Кати, почему ты вдруг встала? И стоишь в узком проходе между сиденьями. Мои колени должны бы ощущать прикосновение твоих. Но все мое тело налито свинцом — ты же знаешь — этим свинцом сновидения, сквозь который совсем ничего не чувствуешь. Мне хочется обнять тебя за талию, неизменно девичью талию. Но руки мои на коленях окаменели… Кати, прошу тебя, не уходи. Ты моя единственная защита от страха смерти, и никто другой не может мне помочь… Но ты все-таки уходишь. Улыбаясь, ты просто проходишь сквозь вагонную стену… Ты всегда умела просто уходить… Кати, но ведь не с господином Водовозовым…

7

Ох, что за бред…

A-а, сейчас мы уже между Пянди и Валлимяэ и едем среди первых по этой дороге просторных полей в сторону поселка Килинги-Нымме. Как и каждый раз. Как и все те разы, что мы ездили железной дорогой. Но тогда, в семьдесят третьем, я получил первые профессорские свидетельства. Осенью. Мне только что исполнилось двадцать восемь. Ибо я должен был их получить. Поскольку это был мой ритм. Ритм Мартенса. В Гёттингене тысяча семьсот восемьдесят четвертого, в Петербурге тысяча восемьсот семьдесят третьего. Что же касается обнаруживания этого ритма, то я еще на несколько лет раньше начал о нем догадываться.
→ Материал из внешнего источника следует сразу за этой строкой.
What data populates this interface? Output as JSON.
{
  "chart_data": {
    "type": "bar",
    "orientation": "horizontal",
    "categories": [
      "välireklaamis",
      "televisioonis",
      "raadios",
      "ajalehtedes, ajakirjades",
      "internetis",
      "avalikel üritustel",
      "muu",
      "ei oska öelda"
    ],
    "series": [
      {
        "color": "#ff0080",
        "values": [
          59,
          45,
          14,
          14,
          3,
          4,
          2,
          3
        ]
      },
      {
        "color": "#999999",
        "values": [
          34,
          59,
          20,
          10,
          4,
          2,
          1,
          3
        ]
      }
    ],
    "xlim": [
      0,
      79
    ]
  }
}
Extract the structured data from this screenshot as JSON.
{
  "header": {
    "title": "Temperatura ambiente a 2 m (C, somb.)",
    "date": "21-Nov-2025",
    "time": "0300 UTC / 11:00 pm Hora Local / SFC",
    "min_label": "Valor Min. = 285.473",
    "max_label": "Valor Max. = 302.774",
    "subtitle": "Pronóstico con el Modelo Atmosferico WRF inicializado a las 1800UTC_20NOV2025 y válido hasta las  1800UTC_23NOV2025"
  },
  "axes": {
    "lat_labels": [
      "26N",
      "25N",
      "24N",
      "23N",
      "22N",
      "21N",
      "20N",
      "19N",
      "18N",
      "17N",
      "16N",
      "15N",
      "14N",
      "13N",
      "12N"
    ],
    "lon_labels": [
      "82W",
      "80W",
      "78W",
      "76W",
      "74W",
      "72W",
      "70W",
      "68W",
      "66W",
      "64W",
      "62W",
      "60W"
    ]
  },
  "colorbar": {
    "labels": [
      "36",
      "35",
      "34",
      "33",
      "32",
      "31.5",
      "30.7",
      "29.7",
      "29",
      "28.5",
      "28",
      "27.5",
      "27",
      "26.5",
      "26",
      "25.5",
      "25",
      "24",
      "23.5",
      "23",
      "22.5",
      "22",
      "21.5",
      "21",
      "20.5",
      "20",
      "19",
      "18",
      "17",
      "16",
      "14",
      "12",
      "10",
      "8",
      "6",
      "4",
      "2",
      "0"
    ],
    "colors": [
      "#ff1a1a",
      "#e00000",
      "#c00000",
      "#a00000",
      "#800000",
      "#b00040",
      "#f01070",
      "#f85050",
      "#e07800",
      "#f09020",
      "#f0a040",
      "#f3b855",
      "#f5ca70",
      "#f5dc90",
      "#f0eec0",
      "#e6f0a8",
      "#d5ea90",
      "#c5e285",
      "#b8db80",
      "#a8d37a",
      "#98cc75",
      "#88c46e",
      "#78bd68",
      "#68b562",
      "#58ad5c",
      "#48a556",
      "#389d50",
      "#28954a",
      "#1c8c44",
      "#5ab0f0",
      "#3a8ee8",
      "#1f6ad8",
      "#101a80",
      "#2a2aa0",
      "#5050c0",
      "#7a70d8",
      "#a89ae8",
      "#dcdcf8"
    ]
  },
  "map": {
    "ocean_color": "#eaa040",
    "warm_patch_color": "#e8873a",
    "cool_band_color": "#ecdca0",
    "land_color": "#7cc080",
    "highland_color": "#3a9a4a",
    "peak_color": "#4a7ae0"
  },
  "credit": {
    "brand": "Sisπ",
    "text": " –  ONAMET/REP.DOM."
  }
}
Да. Имя Георга Фридриха Мартенса дошло до моего сознания впервые в шестьдесят пятом году. Международное право у нас читали только на четвертом курсе. Но я по собственному желанию заблаговременно знакомился с основными трудами по дисциплинам, которые читались позже. Чтобы потом быть в курсе. Уже не помню источника, где я впервые встретился с его именем — своим собственным именем, не так ли. Разумеется, оно вызывало У меня интерес, и на следующий день его Pr'ecis из университетской библиотеки оказался на моем столе. И произвели на меня, как бы сказать, капитальное и — да, я и сейчас сказал бы — соборное впечатление. И я сразу прочел опубликованные в Германии, в связи с его смертью, некрологи. В тех немецких газетах за 1821 год, которые нашлись в Петербурге. Ибо то обстоятельство, что некрологи — важные источники сведений о жизни человека, я уже намотал себе на ус. Помню, как ни мало я нашел в двух-трех некрологах событий личной жизни, но и от них у меня по телу пробегали теплые струйки удивления…

Он был Георг Фридрих, я Фридрих Фромхольд. Так что наполовину мы оба Фридрихи. Он был юношей из Гамбурга. А сквозь корабли, флаги и лица многоязычных моряков моего детства слово Гамбург — даже не знаю почему — стало словом, которое означало в моем воображении город, очень похожий на Пярну, но фантастически огромный, с гораздо большим количеством кораблей и флагов… Пярну — лифляндский Гамбург. Гамбург — немецкий Пярну. Только стороны света перевернуты и масштабы другие…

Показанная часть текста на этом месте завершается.